Coloro che adesso entrano in questa stanza con volti seri o vagamente sorridenti, seggono sul bordo del letto, gli parlano piano, sovrappensiero, preoccupati e un po’annoiati, infastiditi dal se non ci fossero loro…
Sanno bene che lui va perdendo quelle funzioni che gli permettono l’autonomia, che finirà per vivere in balia degli altri.
Non riescono neppure a dialogare con lui, perché la sua mente si rifugia nel passato, torna indietro con la memoria, cercando quelle soddisfazioni di un tempo, pone a paragone gli anni della giovinezza e quelli della maturità con il presente, giunge alla conclusione che il mondo ha perduto ogni fascino e ogni valore morale, culturale e politico.
Ma è un uomo fortunato perché verrà accompagnato sin sull’ultima soglia dalle persone che gli sono care, anche se non esenti da insofferenze verso una situazione che sembra senza fine e che comunque ha quella fine che tutti conoscono.
Tutto questo è ovvio.
Ma allora perché quest’uomo desidera vivere? Credo che il vivere degli umani non sia una scelta ma un dovere non voluto, imposto dall’istinto di conservazione, lo stesso che domina la vita degli animali.
Però gli uomini ne sono consapevoli. Non è per questo che creano simulacri dalle sembianze umane sempre giovani e pensierosi, specchio di se stessi, o donne estremamente belle, specchi dei loro desideri ? Non è per questo che io sto qui con le membra e le parti più sensibili congelate nell’eterna attesa?
Oh, burattinaio sei stato tu ad impormi l’attesa, mi hai costruito come se il mio destino fosse attendere.
Come tutti gli umani mi hai creato per illudere te stesso che l’attesa fosse eterna, potesse allontanare ogni decadenza fisica, potesse allontanare quella fine a cui tutti si rifiutano di pensare.
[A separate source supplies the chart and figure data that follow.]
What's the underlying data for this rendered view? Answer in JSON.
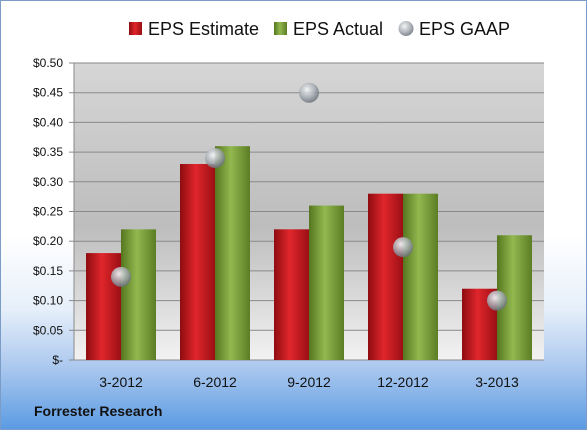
{
  "chart_data": {
    "type": "bar",
    "categories": [
      "3-2012",
      "6-2012",
      "9-2012",
      "12-2012",
      "3-2013"
    ],
    "series": [
      {
        "name": "EPS Estimate",
        "type": "bar",
        "color": "#c8161d",
        "values": [
          0.18,
          0.33,
          0.22,
          0.28,
          0.12
        ]
      },
      {
        "name": "EPS Actual",
        "type": "bar",
        "color": "#7aa03a",
        "values": [
          0.22,
          0.36,
          0.26,
          0.28,
          0.21
        ]
      },
      {
        "name": "EPS GAAP",
        "type": "scatter",
        "color": "#9aa3ad",
        "values": [
          0.14,
          0.34,
          0.45,
          0.19,
          0.1
        ]
      }
    ],
    "yticks": [
      "$-",
      "$0.05",
      "$0.10",
      "$0.15",
      "$0.20",
      "$0.25",
      "$0.30",
      "$0.35",
      "$0.40",
      "$0.45",
      "$0.50"
    ],
    "ylim": [
      0,
      0.5
    ],
    "grid": true,
    "legend": "top"
  },
  "footer": {
    "source": "Forrester Research"
  }
}
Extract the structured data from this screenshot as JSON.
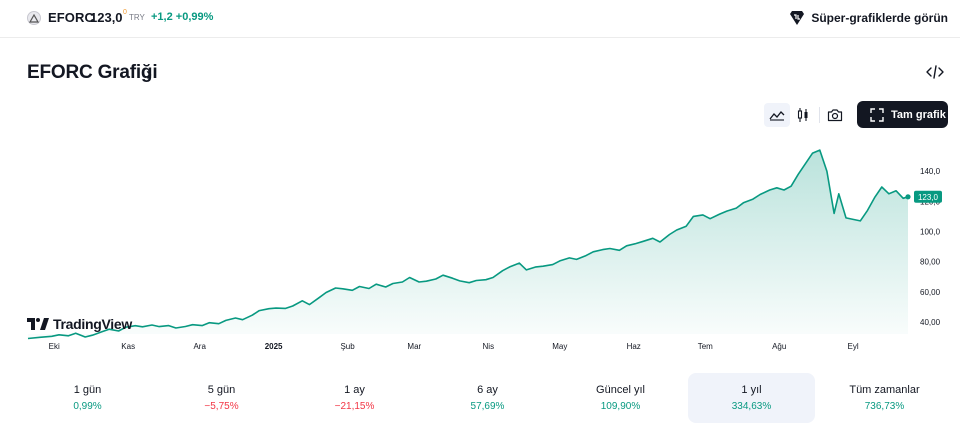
{
  "header": {
    "symbol": "EFORC",
    "price": "123,0",
    "price_superscript": "0",
    "currency": "TRY",
    "change": "+1,2",
    "change_percent": "+0,99%",
    "super_charts_label": "Süper-grafiklerde görün",
    "icons": {
      "symbol": "symbol-logo-icon",
      "super": "supercharts-icon"
    }
  },
  "title": {
    "text": "EFORC Grafiği",
    "chevron": "›",
    "embed_icon": "code-embed-icon"
  },
  "toolbar": {
    "area_icon": "area-chart-icon",
    "candle_icon": "candlestick-icon",
    "camera_icon": "camera-icon",
    "fullscreen_label": "Tam grafik",
    "fullscreen_icon": "fullscreen-icon"
  },
  "logo_text": "TradingView",
  "chart_data": {
    "type": "area",
    "x_tick_labels": [
      "Eki",
      "Kas",
      "Ara",
      "2025",
      "Şub",
      "Mar",
      "Nis",
      "May",
      "Haz",
      "Tem",
      "Ağu",
      "Eyl"
    ],
    "y_tick_labels": [
      "40,00",
      "60,00",
      "80,00",
      "100,0",
      "120,0",
      "140,0"
    ],
    "y_ticks": [
      40,
      60,
      80,
      100,
      120,
      140
    ],
    "ylim": [
      32,
      162
    ],
    "last_value_label": "123,0",
    "series": [
      {
        "color": "#089981",
        "points": [
          [
            "2024-09-20",
            29.0
          ],
          [
            "2024-09-25",
            29.8
          ],
          [
            "2024-09-30",
            30.5
          ],
          [
            "2024-10-03",
            31.5
          ],
          [
            "2024-10-07",
            30.8
          ],
          [
            "2024-10-10",
            32.5
          ],
          [
            "2024-10-14",
            30.0
          ],
          [
            "2024-10-17",
            31.2
          ],
          [
            "2024-10-21",
            33.5
          ],
          [
            "2024-10-24",
            35.2
          ],
          [
            "2024-10-28",
            34.0
          ],
          [
            "2024-10-31",
            36.5
          ],
          [
            "2024-11-04",
            37.5
          ],
          [
            "2024-11-07",
            36.8
          ],
          [
            "2024-11-11",
            38.0
          ],
          [
            "2024-11-14",
            36.9
          ],
          [
            "2024-11-18",
            37.6
          ],
          [
            "2024-11-21",
            36.0
          ],
          [
            "2024-11-25",
            37.0
          ],
          [
            "2024-11-28",
            38.2
          ],
          [
            "2024-12-02",
            37.6
          ],
          [
            "2024-12-05",
            39.5
          ],
          [
            "2024-12-09",
            38.8
          ],
          [
            "2024-12-12",
            41.0
          ],
          [
            "2024-12-16",
            42.6
          ],
          [
            "2024-12-19",
            41.5
          ],
          [
            "2024-12-23",
            44.5
          ],
          [
            "2024-12-26",
            47.5
          ],
          [
            "2024-12-30",
            48.8
          ],
          [
            "2025-01-02",
            49.2
          ],
          [
            "2025-01-06",
            49.0
          ],
          [
            "2025-01-09",
            50.6
          ],
          [
            "2025-01-13",
            54.0
          ],
          [
            "2025-01-16",
            51.5
          ],
          [
            "2025-01-20",
            56.0
          ],
          [
            "2025-01-23",
            59.5
          ],
          [
            "2025-01-27",
            62.5
          ],
          [
            "2025-01-30",
            62.0
          ],
          [
            "2025-02-03",
            61.0
          ],
          [
            "2025-02-06",
            63.5
          ],
          [
            "2025-02-10",
            62.2
          ],
          [
            "2025-02-13",
            65.0
          ],
          [
            "2025-02-17",
            63.2
          ],
          [
            "2025-02-20",
            65.5
          ],
          [
            "2025-02-24",
            66.5
          ],
          [
            "2025-02-27",
            69.5
          ],
          [
            "2025-03-03",
            66.5
          ],
          [
            "2025-03-06",
            67.0
          ],
          [
            "2025-03-10",
            68.5
          ],
          [
            "2025-03-13",
            71.0
          ],
          [
            "2025-03-17",
            69.0
          ],
          [
            "2025-03-20",
            67.2
          ],
          [
            "2025-03-24",
            66.0
          ],
          [
            "2025-03-27",
            67.5
          ],
          [
            "2025-03-31",
            68.0
          ],
          [
            "2025-04-03",
            69.5
          ],
          [
            "2025-04-07",
            74.0
          ],
          [
            "2025-04-10",
            76.5
          ],
          [
            "2025-04-14",
            79.0
          ],
          [
            "2025-04-17",
            74.5
          ],
          [
            "2025-04-21",
            76.5
          ],
          [
            "2025-04-24",
            77.0
          ],
          [
            "2025-04-28",
            78.0
          ],
          [
            "2025-05-01",
            80.5
          ],
          [
            "2025-05-05",
            82.5
          ],
          [
            "2025-05-08",
            81.5
          ],
          [
            "2025-05-12",
            84.0
          ],
          [
            "2025-05-15",
            86.5
          ],
          [
            "2025-05-19",
            88.0
          ],
          [
            "2025-05-22",
            88.7
          ],
          [
            "2025-05-26",
            87.5
          ],
          [
            "2025-05-29",
            90.5
          ],
          [
            "2025-06-02",
            92.0
          ],
          [
            "2025-06-05",
            93.5
          ],
          [
            "2025-06-09",
            95.5
          ],
          [
            "2025-06-12",
            93.0
          ],
          [
            "2025-06-16",
            98.0
          ],
          [
            "2025-06-19",
            101.0
          ],
          [
            "2025-06-23",
            103.5
          ],
          [
            "2025-06-26",
            110.0
          ],
          [
            "2025-06-30",
            111.0
          ],
          [
            "2025-07-03",
            108.5
          ],
          [
            "2025-07-07",
            111.5
          ],
          [
            "2025-07-10",
            113.5
          ],
          [
            "2025-07-14",
            115.5
          ],
          [
            "2025-07-17",
            119.0
          ],
          [
            "2025-07-21",
            121.5
          ],
          [
            "2025-07-24",
            124.5
          ],
          [
            "2025-07-28",
            127.5
          ],
          [
            "2025-07-31",
            129.0
          ],
          [
            "2025-08-03",
            127.5
          ],
          [
            "2025-08-06",
            130.0
          ],
          [
            "2025-08-09",
            138.0
          ],
          [
            "2025-08-12",
            145.0
          ],
          [
            "2025-08-15",
            152.0
          ],
          [
            "2025-08-18",
            154.0
          ],
          [
            "2025-08-21",
            140.0
          ],
          [
            "2025-08-24",
            112.0
          ],
          [
            "2025-08-26",
            125.0
          ],
          [
            "2025-08-29",
            109.0
          ],
          [
            "2025-09-01",
            108.0
          ],
          [
            "2025-09-04",
            107.0
          ],
          [
            "2025-09-07",
            114.0
          ],
          [
            "2025-09-10",
            122.5
          ],
          [
            "2025-09-13",
            129.5
          ],
          [
            "2025-09-16",
            125.0
          ],
          [
            "2025-09-19",
            127.0
          ],
          [
            "2025-09-22",
            122.0
          ],
          [
            "2025-09-24",
            123.0
          ]
        ]
      }
    ]
  },
  "periods": [
    {
      "label": "1 gün",
      "value": "0,99%",
      "status": "up",
      "active": false
    },
    {
      "label": "5 gün",
      "value": "−5,75%",
      "status": "down",
      "active": false
    },
    {
      "label": "1 ay",
      "value": "−21,15%",
      "status": "down",
      "active": false
    },
    {
      "label": "6 ay",
      "value": "57,69%",
      "status": "up",
      "active": false
    },
    {
      "label": "Güncel yıl",
      "value": "109,90%",
      "status": "up",
      "active": false
    },
    {
      "label": "1 yıl",
      "value": "334,63%",
      "status": "up",
      "active": true
    },
    {
      "label": "Tüm zamanlar",
      "value": "736,73%",
      "status": "up",
      "active": false
    }
  ],
  "colors": {
    "up": "#089981",
    "down": "#f23645",
    "text": "#131722",
    "muted": "#787b86"
  }
}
Bastava invece che avessi donato al mio cuore la sordità e alle labbra la possibilità di parlare.
Dall’alto di quest’armadio avrei guidato l’uomo – promettendogli l’eterna giovinezza, anche se in un’altra vita – e poi avrei dominato i suoi piaceri e comandato ai desideri delle sue donne e poi avrei consolato – bastano le parole – il lamento dei suoi parenti e poi esaltato lo stupore di tutti coloro che sarebbero venuti a vedere il fenomeno della bambola parlante e poi, infine col tempo, avrei dominato i gusti, le scelte le ideologie e la vita tutta dell’umanità intera. Senza cuore, o meglio col cuore di pietra, avrei impartito la giustizia, distribuito il vero amore, alimentato l’odio, acceso le illusioni. Tutto mi sarebbe stato possibile.
Oh, burattinaio, avresti costruito la più potente delle divinità.
Allora sì, sarei stata eterna, unica, vera.